I wonder what people with house phones posted on MySpace today?

@amishschool

Me: SORRY I HAVE TO HANG UP I’M HEADING INTO A TUNNEL

* hangs up land-line *

@rocknthepurple

I just wish I had someone who wanted to touch me as much as my shower curtain does.

@Seamus_the_Bold

I don’t think it’s rude to ask someone in an online dating site to send a picture posing with a copy of today’s newspaper.

@RhinoUR

Buys valentine.
Writes “I love you” inside.
Mails card to self.
Receives card in mail.
Reads card.
“Eww, why do I attract losers?”

@AtticusFinch79

[At astronomy convention]

For the last time, Bob.
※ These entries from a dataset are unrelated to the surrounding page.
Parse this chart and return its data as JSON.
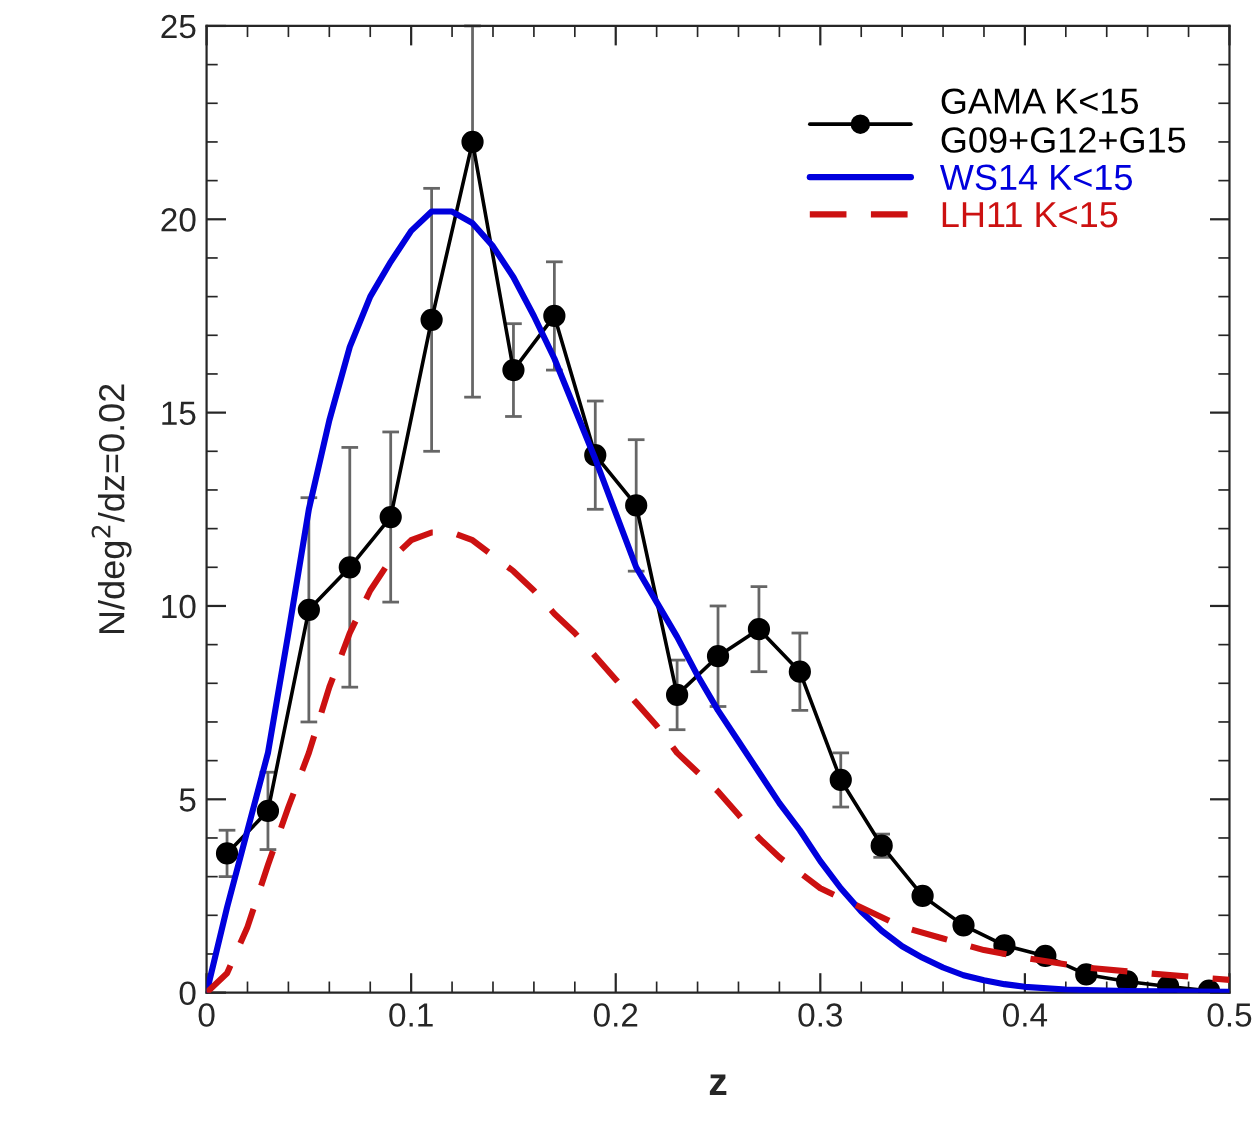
{
  "chart_data": {
    "type": "line",
    "xlabel": "z",
    "ylabel": "N/deg$^{2}$/dz=0.02",
    "xlim": [
      0,
      0.5
    ],
    "ylim": [
      0,
      25
    ],
    "xticks": [
      0,
      0.1,
      0.2,
      0.3,
      0.4,
      0.5
    ],
    "yticks": [
      0,
      5,
      10,
      15,
      20,
      25
    ],
    "grid": false,
    "legend": "top right",
    "series": [
      {
        "name": "GAMA K<15\nG09+G12+G15",
        "color": "#000000",
        "marker": "circle",
        "line_style": "solid",
        "x": [
          0.01,
          0.03,
          0.05,
          0.07,
          0.09,
          0.11,
          0.13,
          0.15,
          0.17,
          0.19,
          0.21,
          0.23,
          0.25,
          0.27,
          0.29,
          0.31,
          0.33,
          0.35,
          0.37,
          0.39,
          0.41,
          0.43,
          0.45,
          0.47,
          0.49
        ],
        "values": [
          3.6,
          4.7,
          9.9,
          11.0,
          12.3,
          17.4,
          22.0,
          16.1,
          17.5,
          13.9,
          12.6,
          7.7,
          8.7,
          9.4,
          8.3,
          5.5,
          3.8,
          2.5,
          1.74,
          1.22,
          0.95,
          0.47,
          0.29,
          0.16,
          0.05
        ],
        "errors": [
          0.6,
          1.0,
          2.9,
          3.1,
          2.2,
          3.4,
          [
            15.4,
            25
          ],
          1.2,
          1.4,
          1.4,
          1.7,
          0.9,
          1.3,
          1.1,
          1.0,
          0.7,
          0.3,
          null,
          null,
          null,
          null,
          null,
          null,
          null,
          null
        ]
      },
      {
        "name": "WS14 K<15",
        "color": "#0000dd",
        "marker": "none",
        "line_style": "solid",
        "x": [
          0,
          0.01,
          0.02,
          0.03,
          0.04,
          0.05,
          0.06,
          0.07,
          0.08,
          0.09,
          0.1,
          0.11,
          0.12,
          0.13,
          0.14,
          0.15,
          0.16,
          0.17,
          0.18,
          0.19,
          0.2,
          0.21,
          0.22,
          0.23,
          0.24,
          0.25,
          0.26,
          0.27,
          0.28,
          0.29,
          0.3,
          0.31,
          0.32,
          0.33,
          0.34,
          0.35,
          0.36,
          0.37,
          0.38,
          0.39,
          0.4,
          0.42,
          0.45,
          0.5
        ],
        "values": [
          0,
          2.2,
          4.2,
          6.2,
          9.3,
          12.5,
          14.8,
          16.7,
          18.0,
          18.9,
          19.7,
          20.2,
          20.2,
          19.9,
          19.3,
          18.5,
          17.5,
          16.4,
          15.1,
          13.8,
          12.4,
          11.0,
          10.1,
          9.2,
          8.2,
          7.3,
          6.5,
          5.7,
          4.9,
          4.2,
          3.4,
          2.7,
          2.1,
          1.6,
          1.2,
          0.9,
          0.65,
          0.45,
          0.32,
          0.22,
          0.15,
          0.08,
          0.04,
          0.02
        ]
      },
      {
        "name": "LH11 K<15",
        "color": "#cc1111",
        "marker": "none",
        "line_style": "dashed",
        "x": [
          0,
          0.01,
          0.02,
          0.03,
          0.04,
          0.05,
          0.06,
          0.07,
          0.08,
          0.09,
          0.1,
          0.11,
          0.12,
          0.13,
          0.14,
          0.15,
          0.16,
          0.17,
          0.18,
          0.19,
          0.2,
          0.21,
          0.22,
          0.23,
          0.24,
          0.25,
          0.26,
          0.27,
          0.28,
          0.29,
          0.3,
          0.32,
          0.34,
          0.36,
          0.38,
          0.4,
          0.43,
          0.46,
          0.5
        ],
        "values": [
          0,
          0.5,
          1.7,
          3.3,
          4.8,
          6.2,
          7.9,
          9.3,
          10.4,
          11.2,
          11.7,
          11.9,
          11.9,
          11.7,
          11.3,
          10.9,
          10.4,
          9.8,
          9.3,
          8.7,
          8.1,
          7.5,
          6.9,
          6.2,
          5.7,
          5.2,
          4.6,
          4.0,
          3.5,
          3.1,
          2.7,
          2.2,
          1.7,
          1.4,
          1.1,
          0.9,
          0.65,
          0.5,
          0.33
        ]
      }
    ]
  }
}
No one wants to see Uranus.

@BoogTweets

[first date]

Me: so what do you do

Her: I’m a stay at home mom

Me: *leans in close* then what are you doing outside of that house

@BoweKnows

Do lady dolphins ever get tattoos of 19-yr-old community college students?

@existential_d

[salem]

judge: we’re burning you alive for being a w-

her: a witch?

judge: i was gonna say woman but holy shit that’s a good excuse

@Tommytoughstuff

Dating tip: don’t mention your time as a Boy Scout, let your sash full of badges do the talkin.